Wakil Ketua Komisi II DPRD Kalimantan Barat, Sueb mendorong sektor “persemakmuran” untuk terus menggenjot pasarannya ke luar  Kalbar. Hampir sepanjang tahun sektor ini menjanjikan pendapatan signifikan bagi daerah. Beragam sektor tersebut di antaranya pertanian hortikultura, tanaman pangan, perkebunan dan peternakan. Total nilai ekspornya per tahun mencapai ratusan miliar rupiah.

“Beragam sektor dalam bidang persemakmuran berpotensi menjadi andalan ekspor masa depan bagi Kalbar. Harus digenjot sehubungan dengan keberadaan Pelabuhan Internasional Mempawah yang sebentar lagi bakalan beroperasi,” tukasnya.

Politisi Hanura Kalbar ini menyampaikan hal itu setelah rapat kerja beberapa organisasi perangkat daerah di Kalbar. Dalam bidang perkebunan, nilai ekspornya per tahun mencapai Rp350 miliar lebih. “Ekspor Kalbar didominasi dalam bentuk CPO. Itu pun tercatat melalui pelabuhan transit di Sumatera Utara atau pelabuhan luar Kalbar,” ujarnya seperti diberitakan pontianakpost.co.id.

Nah, seandainya Pelabuhan Mempawah sudah berhasil untuk kegiatan ekspor impor, diprediksi nilai ekspornya per tahun mencapai Rp1,5 triliun lebih. Dengan keberadaan Pelabuhan Mempawah  juga dapat menghemat biaya pengeluaran dari perusahaan atau pelabuhan sendiri.

Sektor lain di samping perkebunan adalah pertambangan dan industri lain. Bidang ini juga menyumbang total ekspor yang tidak kecil meski belakangan segala bidang terkait pertambangan ditangani pemerintah pusat.
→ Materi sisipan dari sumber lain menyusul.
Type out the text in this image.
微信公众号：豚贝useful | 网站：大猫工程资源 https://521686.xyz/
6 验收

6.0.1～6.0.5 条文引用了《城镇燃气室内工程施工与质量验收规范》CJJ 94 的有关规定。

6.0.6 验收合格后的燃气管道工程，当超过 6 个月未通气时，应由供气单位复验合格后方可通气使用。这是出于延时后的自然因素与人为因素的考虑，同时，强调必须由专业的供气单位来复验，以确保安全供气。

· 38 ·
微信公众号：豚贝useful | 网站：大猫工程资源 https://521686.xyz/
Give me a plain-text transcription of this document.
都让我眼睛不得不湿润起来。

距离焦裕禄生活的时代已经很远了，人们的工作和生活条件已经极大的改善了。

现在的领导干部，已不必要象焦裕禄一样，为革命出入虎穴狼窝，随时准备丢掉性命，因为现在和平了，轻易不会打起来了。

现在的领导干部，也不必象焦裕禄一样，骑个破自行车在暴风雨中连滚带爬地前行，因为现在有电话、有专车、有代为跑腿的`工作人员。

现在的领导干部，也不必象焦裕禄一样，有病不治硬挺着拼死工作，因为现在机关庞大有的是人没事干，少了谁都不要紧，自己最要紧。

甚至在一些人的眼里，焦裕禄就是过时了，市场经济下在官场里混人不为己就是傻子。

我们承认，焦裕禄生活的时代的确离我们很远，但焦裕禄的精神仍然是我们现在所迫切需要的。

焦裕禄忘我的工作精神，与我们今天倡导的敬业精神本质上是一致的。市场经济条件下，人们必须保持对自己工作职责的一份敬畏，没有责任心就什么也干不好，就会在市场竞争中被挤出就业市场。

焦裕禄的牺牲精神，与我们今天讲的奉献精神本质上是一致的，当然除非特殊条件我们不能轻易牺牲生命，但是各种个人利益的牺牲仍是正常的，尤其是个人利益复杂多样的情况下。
Ekspor bidang hortikultura juga nilainya bisa mencapai miliaran rupiah. Komoditas utamanya seperti pisang, sayur-mayur dan buah-buahan. Nilai totalnya mencapai Rp7 miliar. Sementara tanaman pangan menyumbang nilai ekspor mencapai Rp275 juta. Hal itu karena sebagian besar produksi digunakan untuk memenuhi kebutuhan lokal yang tidak mencukupi. “Sebagian malah diambil dari Jawa kebutuhan kita,” ujarnya.